Survey: Filipinos don’t trust ‘frenemy’ China

MOST Filipinos consider China as the Philippines’ top “frenemy” and its least-trusted neighbor following Beijing’s massive reclamation in the West Philippine Sea, the result of the first The Standard Poll showed.

China posted a net trust rating of -60 (eight percent “much” trust, 68 percent “little” trust) in the survey conducted by resident pollster Junie Laylo from May 8 to 18.

China was also the top of mind response of the Filipinos for the countries considered as “not real friends” of the Philippines, with an overwhelming 83 percent.

The poll, which had a sample size of 1,500 with 300 respondents each from the National Capital Region, North/Central Luzon, South Luzon/Bicol, the Visayas and Mindanao, saw the United States and Japan getting the highest net trust rating of +69 and +13, respectively.

The United States and Japan were also ranked as the top two “real friends” of the Philippines while Indonesia came in second after China among its “not real friends.”

Most of the Filipinos polled said the attempt of other countries to seize Philippine territory and resources was the number one threat that they were most concerned with.

The respondents were also most concerned with the possibility of other countries declaring war or annexing the Philippines and the threats of terror attacks.

A plurality of those polled said they were satisfied with the performance of the Aquino administration in protecting the country from any possible threats from China (45 percent satisfied, 22 percent dissatisfied).

The opinion, however, on the correct track that should be taken by Manila in resolving the territorial row with Beijing was divided, with 47 percent going for the arbitration case before the United Nations and 53 percent saying the issue should be resolved diplomatically.

The majority of the respondents (64 percent) expressed confidence that the United States would help the Philippines should the country get embroiled in an armed confrontation with China.

They also said it was important for the country to boost its strategic partnership with Japan, which is also embroiled in a maritime dispute with China over the Senkaku Islands.

At least 55 percent of the Filipinos polled also thought that Japan should be allowed to strengthen its military capabilities for defense purposes amid the tensions in the region.

Those surveyed also supported the government’s pronouncement that it will pursue a strategic partnership with Vietnam—another claimant to the disputed territories in the West Philippine Sea—with 52 percent of the respondents saying that would help secure freedom of navigation in the area while protecting our own territorial claims.

On the other hand, 51 percent of the respondents rejected the possibility of entering into a joint exploration agreement in the Spratlys with other claimant-countries.

When asked specifically if the Philippines should partner with China in exploring the Spratlys, 53 percent of the respondents said that should not be pursued.

The Department of Foreign Affairs earlier said that China’s massive reclamation in the West Philippine Sea had resulted in the destruction of 121 hectares of coral reef, which was equivalent to $100 million in economic losses to the coastal areas.

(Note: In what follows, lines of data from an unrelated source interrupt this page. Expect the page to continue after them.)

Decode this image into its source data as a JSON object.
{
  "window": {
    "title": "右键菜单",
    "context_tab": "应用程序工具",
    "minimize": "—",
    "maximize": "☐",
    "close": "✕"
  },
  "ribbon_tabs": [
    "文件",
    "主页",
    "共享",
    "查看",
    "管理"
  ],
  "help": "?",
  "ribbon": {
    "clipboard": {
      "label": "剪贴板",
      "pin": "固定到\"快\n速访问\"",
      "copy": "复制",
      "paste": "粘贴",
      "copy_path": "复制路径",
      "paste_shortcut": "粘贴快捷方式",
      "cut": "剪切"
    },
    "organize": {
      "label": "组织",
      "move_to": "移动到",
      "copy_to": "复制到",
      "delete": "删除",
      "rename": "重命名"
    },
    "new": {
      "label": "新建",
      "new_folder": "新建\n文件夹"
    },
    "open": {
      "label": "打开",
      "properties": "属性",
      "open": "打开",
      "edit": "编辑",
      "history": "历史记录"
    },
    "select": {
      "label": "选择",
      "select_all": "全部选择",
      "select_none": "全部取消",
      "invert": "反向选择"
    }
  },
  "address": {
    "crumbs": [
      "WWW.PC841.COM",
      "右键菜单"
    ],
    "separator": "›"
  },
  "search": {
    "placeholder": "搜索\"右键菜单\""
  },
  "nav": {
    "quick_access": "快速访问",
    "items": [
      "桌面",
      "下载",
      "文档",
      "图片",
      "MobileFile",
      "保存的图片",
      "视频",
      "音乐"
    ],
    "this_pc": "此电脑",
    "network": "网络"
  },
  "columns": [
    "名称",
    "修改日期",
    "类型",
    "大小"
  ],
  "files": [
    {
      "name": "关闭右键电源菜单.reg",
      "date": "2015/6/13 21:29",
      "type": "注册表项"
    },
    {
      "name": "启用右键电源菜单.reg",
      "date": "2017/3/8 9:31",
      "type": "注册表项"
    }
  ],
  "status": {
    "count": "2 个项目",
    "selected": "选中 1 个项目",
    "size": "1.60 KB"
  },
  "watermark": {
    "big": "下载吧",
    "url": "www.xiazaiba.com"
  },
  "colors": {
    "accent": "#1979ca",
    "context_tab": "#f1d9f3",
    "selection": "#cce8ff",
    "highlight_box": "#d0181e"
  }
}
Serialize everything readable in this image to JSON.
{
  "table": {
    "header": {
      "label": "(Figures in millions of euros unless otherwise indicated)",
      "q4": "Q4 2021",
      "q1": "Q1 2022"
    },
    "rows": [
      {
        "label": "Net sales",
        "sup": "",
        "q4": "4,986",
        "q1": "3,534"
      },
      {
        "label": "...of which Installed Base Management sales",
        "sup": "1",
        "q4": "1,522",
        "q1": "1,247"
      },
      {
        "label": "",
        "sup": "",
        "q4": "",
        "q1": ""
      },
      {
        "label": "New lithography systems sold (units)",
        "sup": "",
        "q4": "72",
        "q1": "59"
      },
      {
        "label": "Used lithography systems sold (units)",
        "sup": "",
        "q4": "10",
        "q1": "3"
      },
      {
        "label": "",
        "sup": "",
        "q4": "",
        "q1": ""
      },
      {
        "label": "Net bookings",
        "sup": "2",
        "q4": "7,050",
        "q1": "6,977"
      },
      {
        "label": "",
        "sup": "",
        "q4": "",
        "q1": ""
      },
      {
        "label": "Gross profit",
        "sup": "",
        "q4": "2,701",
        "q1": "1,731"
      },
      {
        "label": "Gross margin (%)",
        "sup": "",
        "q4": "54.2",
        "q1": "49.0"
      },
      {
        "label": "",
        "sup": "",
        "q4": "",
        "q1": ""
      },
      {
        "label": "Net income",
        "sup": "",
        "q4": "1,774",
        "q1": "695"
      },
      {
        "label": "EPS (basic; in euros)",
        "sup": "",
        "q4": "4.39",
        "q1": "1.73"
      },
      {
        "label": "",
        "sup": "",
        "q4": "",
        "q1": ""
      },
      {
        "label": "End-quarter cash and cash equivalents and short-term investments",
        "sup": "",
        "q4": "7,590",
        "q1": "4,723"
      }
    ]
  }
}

Foreign Affairs Secretary Albert del Rosario had said China is alone in its nine-dash line territorial claim.

“No country in the world recognizes that the 9-dash line is a valid claim on the part of China,” Del Rosario said.

But Chinese Foreign Minister Wang Yi has downplayed the criticisms over the reclamation projects, claiming these were being done in the areas that were well within China’s jurisdiction.

China claims 90 percent of the West Philippine Sea, which is believed to be rich in oil and gas.

Brunei, Malaysia, the Philippines, Vietnam and Taiwan have also claimed parts of the disputed areas.

The Standard Poll had error margins of +/- 2.6 percent for the national result and +/- 6 percent for the regional results.

All regions were represented in the survey.

Laylo, The Standard’s in-house pollster, has 25 years of experience in political polling and strategic research.